Eine mögliche Auflösung für Ninos
Geschichte wäre:
Mama mit Nino bei Papa. Papa ist weg, aber wo
ist Papa? „Mama, sag‘ doch was!“ – Mama: „Ich
weiß nicht.“ – „Mama!“ Aber was ist das?
Das ist Papa!
Kinder, die bei der Aneignung der Schrift an irgendeiner
Stelle der oben aufgeführten Teilfertigkeiten auf besondere Schwierigkeiten
stoßen, sind in Gefahr, vom schulischen Unterricht „abgehängt“
zu werden. Sie entwickeln, was den Namen LRS oder Legasthenie trägt.

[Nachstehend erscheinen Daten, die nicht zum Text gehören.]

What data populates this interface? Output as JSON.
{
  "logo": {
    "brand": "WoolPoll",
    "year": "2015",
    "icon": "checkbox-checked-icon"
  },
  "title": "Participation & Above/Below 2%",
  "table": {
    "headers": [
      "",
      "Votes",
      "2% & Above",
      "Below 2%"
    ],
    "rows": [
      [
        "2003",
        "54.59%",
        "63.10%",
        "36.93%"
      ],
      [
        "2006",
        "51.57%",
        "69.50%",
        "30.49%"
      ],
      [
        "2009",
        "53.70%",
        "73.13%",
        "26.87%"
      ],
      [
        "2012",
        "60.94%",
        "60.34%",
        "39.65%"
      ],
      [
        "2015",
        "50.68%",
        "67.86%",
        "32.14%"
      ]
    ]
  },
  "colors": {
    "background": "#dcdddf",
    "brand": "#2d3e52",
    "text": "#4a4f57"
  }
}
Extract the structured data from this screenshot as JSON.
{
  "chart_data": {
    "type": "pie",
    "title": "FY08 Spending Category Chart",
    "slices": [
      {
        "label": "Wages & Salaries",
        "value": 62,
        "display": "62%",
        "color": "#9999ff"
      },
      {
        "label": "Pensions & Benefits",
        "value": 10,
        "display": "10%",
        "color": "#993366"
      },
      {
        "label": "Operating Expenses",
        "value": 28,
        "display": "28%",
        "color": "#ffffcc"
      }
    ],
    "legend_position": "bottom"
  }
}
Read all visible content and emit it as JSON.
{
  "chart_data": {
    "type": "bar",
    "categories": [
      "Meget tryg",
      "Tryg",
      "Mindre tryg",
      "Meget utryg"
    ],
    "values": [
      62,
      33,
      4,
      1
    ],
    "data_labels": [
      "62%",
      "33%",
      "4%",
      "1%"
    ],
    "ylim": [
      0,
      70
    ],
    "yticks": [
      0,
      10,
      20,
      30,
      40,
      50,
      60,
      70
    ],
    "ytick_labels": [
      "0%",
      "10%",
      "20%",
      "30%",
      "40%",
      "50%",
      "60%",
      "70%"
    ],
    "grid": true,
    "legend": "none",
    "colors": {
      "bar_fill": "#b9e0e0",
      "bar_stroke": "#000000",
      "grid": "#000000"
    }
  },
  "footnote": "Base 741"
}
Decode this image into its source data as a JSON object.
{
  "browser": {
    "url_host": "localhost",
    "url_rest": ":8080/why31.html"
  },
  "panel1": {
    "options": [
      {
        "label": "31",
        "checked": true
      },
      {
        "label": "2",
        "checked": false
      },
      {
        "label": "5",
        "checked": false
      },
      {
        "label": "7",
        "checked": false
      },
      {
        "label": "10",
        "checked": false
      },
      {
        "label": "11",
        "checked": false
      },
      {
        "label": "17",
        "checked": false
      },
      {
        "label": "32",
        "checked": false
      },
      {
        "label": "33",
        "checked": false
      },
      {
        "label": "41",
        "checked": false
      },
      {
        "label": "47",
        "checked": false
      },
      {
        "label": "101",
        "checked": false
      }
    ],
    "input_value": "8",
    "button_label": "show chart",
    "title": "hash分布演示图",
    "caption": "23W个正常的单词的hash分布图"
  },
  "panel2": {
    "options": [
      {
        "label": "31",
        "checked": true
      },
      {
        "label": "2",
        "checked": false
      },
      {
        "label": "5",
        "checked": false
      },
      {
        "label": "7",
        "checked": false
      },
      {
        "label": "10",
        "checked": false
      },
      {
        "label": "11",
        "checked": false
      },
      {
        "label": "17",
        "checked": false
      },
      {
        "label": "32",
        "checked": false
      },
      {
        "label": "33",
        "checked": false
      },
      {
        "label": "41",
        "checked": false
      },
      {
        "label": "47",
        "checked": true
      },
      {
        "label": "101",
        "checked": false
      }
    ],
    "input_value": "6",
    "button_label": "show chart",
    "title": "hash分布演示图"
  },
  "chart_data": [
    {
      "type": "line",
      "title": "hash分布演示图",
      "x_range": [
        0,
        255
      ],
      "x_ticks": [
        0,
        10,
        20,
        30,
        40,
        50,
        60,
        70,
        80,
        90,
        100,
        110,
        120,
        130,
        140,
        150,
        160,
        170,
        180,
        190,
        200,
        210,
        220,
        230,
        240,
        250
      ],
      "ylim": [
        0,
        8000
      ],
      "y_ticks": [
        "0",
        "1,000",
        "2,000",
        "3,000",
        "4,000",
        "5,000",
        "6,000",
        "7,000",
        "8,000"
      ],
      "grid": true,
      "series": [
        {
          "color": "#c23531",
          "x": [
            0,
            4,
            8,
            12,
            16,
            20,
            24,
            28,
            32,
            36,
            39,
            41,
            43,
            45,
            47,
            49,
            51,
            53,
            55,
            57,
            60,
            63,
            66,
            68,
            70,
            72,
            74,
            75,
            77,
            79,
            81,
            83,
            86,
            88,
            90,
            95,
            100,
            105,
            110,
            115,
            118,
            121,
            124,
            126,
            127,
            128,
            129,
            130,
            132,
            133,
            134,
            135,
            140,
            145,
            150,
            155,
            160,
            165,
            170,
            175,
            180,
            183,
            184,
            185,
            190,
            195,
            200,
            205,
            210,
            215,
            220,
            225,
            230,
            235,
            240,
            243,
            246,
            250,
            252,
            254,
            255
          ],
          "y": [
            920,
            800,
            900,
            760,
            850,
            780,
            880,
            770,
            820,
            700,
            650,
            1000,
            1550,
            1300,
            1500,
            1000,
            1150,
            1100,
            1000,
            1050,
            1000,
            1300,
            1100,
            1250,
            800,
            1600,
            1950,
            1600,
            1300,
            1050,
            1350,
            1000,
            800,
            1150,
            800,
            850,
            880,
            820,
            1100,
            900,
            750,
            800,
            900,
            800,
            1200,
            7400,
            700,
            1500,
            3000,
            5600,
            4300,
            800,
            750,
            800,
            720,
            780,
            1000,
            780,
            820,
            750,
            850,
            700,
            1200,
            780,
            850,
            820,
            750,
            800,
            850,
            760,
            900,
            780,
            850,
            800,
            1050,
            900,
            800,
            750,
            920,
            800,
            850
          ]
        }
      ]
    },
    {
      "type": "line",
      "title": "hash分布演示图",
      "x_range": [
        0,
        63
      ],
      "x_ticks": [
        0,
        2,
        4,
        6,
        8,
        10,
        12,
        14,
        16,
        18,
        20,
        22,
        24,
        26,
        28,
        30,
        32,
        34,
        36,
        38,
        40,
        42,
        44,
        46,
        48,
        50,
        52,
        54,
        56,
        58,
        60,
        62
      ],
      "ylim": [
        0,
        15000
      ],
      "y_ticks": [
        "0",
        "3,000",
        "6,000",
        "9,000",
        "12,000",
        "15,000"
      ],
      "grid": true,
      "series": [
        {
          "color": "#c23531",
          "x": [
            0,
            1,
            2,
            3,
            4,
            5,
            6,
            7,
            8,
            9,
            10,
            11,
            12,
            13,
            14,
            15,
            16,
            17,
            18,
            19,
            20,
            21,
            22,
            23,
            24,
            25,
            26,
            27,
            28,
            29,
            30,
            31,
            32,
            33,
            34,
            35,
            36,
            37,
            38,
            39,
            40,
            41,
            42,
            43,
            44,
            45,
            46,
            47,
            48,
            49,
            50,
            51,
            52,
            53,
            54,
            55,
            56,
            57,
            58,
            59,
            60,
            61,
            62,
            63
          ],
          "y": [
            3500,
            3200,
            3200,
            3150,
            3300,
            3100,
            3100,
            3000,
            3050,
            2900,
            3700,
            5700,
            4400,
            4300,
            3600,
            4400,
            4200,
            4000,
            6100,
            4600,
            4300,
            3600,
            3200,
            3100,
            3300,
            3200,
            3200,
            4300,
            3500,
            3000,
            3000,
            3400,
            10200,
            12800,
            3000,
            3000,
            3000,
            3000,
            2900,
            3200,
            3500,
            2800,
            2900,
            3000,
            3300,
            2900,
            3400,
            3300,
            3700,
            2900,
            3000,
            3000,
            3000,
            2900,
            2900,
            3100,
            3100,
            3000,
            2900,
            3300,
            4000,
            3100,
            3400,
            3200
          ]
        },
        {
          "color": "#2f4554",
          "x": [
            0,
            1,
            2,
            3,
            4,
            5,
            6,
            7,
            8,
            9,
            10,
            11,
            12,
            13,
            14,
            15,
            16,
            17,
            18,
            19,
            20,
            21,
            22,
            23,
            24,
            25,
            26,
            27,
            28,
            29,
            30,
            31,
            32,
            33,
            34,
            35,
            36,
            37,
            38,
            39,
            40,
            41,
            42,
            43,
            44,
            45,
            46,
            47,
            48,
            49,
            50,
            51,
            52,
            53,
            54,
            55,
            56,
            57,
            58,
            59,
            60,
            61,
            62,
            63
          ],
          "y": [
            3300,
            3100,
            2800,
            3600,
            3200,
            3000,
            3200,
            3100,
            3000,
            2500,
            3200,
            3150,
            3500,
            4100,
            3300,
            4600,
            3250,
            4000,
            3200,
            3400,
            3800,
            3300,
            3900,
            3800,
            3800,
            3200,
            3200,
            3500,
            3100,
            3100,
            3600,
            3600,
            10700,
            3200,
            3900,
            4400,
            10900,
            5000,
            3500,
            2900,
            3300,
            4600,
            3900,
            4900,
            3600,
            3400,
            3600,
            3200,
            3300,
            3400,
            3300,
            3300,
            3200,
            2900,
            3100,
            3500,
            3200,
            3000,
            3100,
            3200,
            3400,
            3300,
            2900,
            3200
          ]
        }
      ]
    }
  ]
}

Da aber die Beherrschung der Schrift fundamentale Bedeutung für den
Schulerfolg hat – in jedem Fach ist Schrift Voraussetzung -, bleibt
der Kampf mit der Schrift nicht folgenlos für die Persönlichkeitsentwicklung
des Kindes: Es läuft Gefahr, in seiner emotionalen, sozialen
und kognitiven Entwicklung Schaden zu nehmen.